Mutation-specific, polyvalent CD4⁺ and CD8⁺ T cell responses after vaccination with mutated and wt p53 and Kras derived peptides. (A) Overview of recall responses against all peptides tested in HLA-humanized A2.DR1 dtg mice immunized with different long peptide cocktails. Six cohorts of mice were immunized with one group of mutated (mut) or wild-type (wt) peptides (A to F), each, in PBS-based formulations including 50 μg of CpG ODN 1668 as an adjuvant, twice on a bi-weekly bases.

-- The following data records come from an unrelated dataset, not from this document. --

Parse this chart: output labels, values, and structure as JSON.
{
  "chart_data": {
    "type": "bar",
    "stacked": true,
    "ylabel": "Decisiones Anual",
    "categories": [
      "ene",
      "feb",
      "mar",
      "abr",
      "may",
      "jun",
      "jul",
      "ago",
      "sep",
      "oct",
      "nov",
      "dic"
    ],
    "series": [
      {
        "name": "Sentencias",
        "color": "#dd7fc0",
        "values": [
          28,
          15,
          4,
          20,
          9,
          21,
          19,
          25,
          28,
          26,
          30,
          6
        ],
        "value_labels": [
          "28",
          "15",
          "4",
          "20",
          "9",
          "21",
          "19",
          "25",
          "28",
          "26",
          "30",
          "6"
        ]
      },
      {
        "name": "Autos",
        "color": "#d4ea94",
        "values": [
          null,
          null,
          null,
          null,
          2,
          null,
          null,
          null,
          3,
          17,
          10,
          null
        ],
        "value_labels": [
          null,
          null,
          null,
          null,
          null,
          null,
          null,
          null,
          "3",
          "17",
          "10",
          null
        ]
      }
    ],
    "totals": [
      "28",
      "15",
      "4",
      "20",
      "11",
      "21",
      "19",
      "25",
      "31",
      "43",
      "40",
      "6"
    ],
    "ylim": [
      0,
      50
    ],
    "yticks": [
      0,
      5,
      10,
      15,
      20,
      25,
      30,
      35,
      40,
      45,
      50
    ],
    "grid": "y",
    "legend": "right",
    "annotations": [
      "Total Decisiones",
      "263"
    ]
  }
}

In vitro recall responses were obtained from combined IFN-γ secretion assays and intracellular cytokine stainings performed with CD90⁺ purified T cells from immunized mice. IFN-γ secretion of CD8⁺ and CD4⁺ T cells upon in vitro recall against single peptides of each respective mix (single) and against whole peptide mixes (mix) presented by CD11c⁺ DCs are displayed. Each peptide, peptide mix and control sample was tested in triplicates. Results are plotted as means of triplicate assays ± SEM. Data obtained from one of two identical lines of experiments are shown. (B)/(C) Mutation specific responses after vaccination of A2.DR1 dtg mice with mutated peptides. Percentages of IFN-γ secreting splenic CD8⁺ (B) and CD4⁺ (C) T cells upon in vitro recall against mutated (mut) and wild-type (wt) peptides represented on CD11c⁺ DCs. Results were accumulated from six cohorts of mice immunized with one group of mutated (mut) or wild-type (wt) peptides (A to F, see Figure 2 (A)). Means of mutated and wt peptide triplicates are plotted and groups were tested for differences by applying two-tailed Wilcoxon signed rank test. Representative data obtained from one of two identical lines of experiments are shown. Filled dot symbols: peptides used for vaccination and in vitro recall response testing, open dot symbols: peptides used for in vitro recall response testing only, ns: not significant.